Established as The Skamokawa Eagle in 1891

Court upholds Chinook challenge for recognition

The federal district court for the Western District of Washington on Jan. 11 issued an order invalidating a Department of Interior rule that barred the Chinook Indian Nation from re-petitioning to restore its status as a federally recognized tribe.

In its order, the court agreed with the Chinook that the government’s rule barring new petitions by previously denied tribes was arbitrary and capricious because the rules for recognition changed after the Chinook were previously denied in 2002. The Chinook had argued that new rules for recognition enacted in 2015 were more favorable to petitioning tribes, and that they should not be bound by a decision made under old, inconsistent rules which the department itself described as broken. The court agreed the new rules are more favorable and that the agency’s reasons for barring new petitions by tribes like the Chinook were insufficient.
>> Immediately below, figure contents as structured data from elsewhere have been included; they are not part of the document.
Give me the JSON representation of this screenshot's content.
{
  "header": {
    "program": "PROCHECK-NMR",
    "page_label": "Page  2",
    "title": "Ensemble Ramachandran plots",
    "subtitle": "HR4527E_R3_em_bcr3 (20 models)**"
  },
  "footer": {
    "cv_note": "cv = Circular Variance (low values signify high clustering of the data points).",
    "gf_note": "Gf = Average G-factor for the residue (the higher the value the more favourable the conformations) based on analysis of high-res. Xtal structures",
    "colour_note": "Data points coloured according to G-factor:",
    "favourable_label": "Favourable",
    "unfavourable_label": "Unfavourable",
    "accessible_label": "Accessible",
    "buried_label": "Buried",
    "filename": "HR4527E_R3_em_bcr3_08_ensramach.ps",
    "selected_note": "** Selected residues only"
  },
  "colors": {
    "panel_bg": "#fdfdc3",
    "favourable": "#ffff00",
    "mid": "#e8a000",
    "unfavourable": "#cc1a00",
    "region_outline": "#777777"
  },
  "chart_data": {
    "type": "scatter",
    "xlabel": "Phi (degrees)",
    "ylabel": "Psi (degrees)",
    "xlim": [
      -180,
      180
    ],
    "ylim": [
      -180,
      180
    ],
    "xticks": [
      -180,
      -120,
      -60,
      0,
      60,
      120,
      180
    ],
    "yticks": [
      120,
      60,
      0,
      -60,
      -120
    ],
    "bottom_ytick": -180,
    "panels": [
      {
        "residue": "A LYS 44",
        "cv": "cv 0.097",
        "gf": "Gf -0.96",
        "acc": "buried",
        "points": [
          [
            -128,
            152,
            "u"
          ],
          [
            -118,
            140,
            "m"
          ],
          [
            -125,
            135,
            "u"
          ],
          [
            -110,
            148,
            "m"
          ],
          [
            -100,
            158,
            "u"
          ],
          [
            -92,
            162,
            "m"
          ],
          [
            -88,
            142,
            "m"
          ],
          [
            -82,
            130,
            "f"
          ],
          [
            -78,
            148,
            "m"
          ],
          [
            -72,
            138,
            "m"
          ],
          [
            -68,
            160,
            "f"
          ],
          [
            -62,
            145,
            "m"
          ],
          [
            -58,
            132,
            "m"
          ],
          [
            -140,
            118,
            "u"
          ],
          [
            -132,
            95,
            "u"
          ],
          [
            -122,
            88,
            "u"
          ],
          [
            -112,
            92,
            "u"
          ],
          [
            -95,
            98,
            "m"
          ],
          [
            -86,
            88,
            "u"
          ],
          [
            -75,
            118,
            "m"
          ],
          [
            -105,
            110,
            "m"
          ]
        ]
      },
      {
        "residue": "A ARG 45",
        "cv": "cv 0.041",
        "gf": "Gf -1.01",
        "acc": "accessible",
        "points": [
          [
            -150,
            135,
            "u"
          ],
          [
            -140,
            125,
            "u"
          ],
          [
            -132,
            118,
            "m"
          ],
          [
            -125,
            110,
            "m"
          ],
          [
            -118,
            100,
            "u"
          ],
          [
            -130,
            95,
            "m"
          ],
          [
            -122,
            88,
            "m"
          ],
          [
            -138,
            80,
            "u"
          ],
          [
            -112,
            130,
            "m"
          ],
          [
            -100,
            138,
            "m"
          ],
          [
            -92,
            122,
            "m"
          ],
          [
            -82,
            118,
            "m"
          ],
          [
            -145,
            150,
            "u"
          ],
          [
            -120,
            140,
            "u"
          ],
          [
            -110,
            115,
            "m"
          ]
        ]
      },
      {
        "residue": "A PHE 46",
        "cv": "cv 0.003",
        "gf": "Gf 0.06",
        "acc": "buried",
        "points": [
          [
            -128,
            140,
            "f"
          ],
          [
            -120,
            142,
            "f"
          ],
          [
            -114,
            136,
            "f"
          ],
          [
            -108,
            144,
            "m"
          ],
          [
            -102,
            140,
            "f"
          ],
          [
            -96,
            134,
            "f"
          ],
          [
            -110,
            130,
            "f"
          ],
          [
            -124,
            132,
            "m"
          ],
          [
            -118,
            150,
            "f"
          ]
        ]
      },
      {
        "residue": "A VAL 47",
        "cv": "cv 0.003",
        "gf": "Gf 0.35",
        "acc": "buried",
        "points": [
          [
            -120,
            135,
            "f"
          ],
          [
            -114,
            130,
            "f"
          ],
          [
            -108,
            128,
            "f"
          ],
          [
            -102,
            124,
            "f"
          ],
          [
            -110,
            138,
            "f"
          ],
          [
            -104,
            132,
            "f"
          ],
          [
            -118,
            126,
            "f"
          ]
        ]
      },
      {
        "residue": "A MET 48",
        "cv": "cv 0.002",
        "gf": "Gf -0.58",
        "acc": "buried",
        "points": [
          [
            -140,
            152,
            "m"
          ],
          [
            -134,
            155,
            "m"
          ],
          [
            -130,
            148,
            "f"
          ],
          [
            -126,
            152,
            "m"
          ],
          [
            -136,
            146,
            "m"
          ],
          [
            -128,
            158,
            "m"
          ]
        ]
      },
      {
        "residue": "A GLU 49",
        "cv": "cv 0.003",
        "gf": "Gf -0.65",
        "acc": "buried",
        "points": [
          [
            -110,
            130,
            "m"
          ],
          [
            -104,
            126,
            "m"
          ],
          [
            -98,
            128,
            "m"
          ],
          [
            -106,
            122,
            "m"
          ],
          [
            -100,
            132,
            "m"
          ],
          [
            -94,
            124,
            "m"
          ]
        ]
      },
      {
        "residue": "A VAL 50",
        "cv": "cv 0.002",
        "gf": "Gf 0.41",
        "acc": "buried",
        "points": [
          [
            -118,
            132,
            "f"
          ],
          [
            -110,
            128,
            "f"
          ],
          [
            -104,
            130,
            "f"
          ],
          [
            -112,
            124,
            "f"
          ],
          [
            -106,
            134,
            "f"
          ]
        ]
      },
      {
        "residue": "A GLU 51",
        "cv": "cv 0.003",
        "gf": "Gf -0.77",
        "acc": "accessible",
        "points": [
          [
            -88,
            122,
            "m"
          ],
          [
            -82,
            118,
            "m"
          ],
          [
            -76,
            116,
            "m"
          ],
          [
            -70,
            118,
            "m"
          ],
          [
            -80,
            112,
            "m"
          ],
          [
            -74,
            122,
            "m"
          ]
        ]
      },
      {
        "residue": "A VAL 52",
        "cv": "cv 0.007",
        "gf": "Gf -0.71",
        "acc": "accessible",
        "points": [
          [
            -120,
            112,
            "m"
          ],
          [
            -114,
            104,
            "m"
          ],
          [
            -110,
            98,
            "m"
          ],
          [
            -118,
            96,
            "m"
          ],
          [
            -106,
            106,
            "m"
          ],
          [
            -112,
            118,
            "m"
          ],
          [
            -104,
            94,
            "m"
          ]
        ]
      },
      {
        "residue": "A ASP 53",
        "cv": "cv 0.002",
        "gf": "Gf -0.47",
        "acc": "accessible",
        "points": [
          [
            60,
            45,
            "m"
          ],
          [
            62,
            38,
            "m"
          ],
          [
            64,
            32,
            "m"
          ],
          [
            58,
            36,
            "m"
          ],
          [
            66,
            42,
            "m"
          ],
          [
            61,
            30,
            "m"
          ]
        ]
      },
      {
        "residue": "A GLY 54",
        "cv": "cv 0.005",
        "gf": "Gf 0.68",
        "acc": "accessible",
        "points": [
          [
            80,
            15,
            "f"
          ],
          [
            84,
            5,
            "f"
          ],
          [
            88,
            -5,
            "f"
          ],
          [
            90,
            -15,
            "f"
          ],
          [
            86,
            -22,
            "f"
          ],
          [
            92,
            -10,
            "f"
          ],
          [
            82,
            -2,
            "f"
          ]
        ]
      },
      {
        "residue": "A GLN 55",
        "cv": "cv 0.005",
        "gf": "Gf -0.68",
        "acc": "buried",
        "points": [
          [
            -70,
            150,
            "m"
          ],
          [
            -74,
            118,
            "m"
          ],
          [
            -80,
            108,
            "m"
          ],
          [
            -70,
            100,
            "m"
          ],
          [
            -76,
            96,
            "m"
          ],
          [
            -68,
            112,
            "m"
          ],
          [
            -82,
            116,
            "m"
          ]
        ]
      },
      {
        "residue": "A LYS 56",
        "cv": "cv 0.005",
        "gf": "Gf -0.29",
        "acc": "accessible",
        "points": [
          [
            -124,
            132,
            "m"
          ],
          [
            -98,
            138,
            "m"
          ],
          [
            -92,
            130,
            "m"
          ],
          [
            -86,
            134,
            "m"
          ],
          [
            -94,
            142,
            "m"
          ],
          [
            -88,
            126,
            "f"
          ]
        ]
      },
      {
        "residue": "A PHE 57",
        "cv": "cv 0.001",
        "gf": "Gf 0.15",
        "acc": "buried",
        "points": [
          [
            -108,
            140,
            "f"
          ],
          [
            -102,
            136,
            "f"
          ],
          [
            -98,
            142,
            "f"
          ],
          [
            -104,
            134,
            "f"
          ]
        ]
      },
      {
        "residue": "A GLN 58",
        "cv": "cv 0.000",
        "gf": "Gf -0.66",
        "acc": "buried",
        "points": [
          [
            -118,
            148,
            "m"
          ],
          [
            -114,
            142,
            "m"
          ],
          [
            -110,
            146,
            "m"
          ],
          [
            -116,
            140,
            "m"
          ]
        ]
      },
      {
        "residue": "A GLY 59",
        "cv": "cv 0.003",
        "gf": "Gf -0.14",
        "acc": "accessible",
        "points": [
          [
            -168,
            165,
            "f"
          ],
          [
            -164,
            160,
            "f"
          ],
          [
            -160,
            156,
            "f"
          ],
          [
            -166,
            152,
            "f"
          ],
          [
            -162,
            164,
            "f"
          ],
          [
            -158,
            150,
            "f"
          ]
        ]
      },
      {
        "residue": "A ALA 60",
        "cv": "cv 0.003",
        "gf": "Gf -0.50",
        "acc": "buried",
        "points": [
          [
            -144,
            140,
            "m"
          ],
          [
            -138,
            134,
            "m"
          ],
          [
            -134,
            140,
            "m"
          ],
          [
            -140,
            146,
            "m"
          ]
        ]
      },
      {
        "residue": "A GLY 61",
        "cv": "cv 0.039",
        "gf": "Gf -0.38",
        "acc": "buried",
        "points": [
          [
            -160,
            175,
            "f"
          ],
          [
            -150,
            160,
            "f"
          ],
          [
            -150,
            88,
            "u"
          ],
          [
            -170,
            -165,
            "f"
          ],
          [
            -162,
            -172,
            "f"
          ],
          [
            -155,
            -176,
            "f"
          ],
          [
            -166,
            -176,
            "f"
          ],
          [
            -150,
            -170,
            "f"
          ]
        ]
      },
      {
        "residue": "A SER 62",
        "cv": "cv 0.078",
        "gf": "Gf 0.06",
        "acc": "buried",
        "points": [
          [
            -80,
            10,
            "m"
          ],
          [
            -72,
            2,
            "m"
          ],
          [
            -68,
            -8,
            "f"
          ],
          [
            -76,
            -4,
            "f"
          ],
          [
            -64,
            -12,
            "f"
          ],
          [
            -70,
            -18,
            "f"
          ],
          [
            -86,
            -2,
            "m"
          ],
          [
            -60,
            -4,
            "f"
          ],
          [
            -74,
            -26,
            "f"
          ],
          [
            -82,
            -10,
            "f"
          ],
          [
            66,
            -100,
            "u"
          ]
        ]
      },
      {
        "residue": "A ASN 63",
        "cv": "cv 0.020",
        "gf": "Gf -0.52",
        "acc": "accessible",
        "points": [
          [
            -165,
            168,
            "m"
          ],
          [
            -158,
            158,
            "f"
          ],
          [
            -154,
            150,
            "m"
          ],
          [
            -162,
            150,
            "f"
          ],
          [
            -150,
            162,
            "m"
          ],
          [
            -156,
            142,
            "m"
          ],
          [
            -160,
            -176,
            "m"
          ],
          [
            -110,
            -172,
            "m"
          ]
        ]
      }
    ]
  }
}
The Chinook Indian Nation and its five bands have resided in the lower Columbia region for millennia as a documented part of Pacific NW history, well-recorded in the journals of the Lewis & Clark Corps of Discovery. The Chinook nevertheless have fought to secure federal recognition of their tribal status in their indigenous homeland after Congress failed to ratify treaties negotiated with the five bands in 1851, with the government thereafter seizing Chinookan lands. The Chinook’s efforts culminated in January 2001 when the tribe was formally recognized after 21 years in the Department of Interior’s previous Acknowledgment process. That recognition was rescinded 18 months later by the incoming Bush administration upon an 11th hour protest from the Quinault.

In its ruling, the court sent the rule banning re-petitioning back to the Bureau of Indian Affairs for reconsideration or else abandonment of the rule.

The Chinook Tribe continues to await a ruling from the court on the second part of its claim regarding Indian Trust Funds, as well as the government’s response to the judge’s order.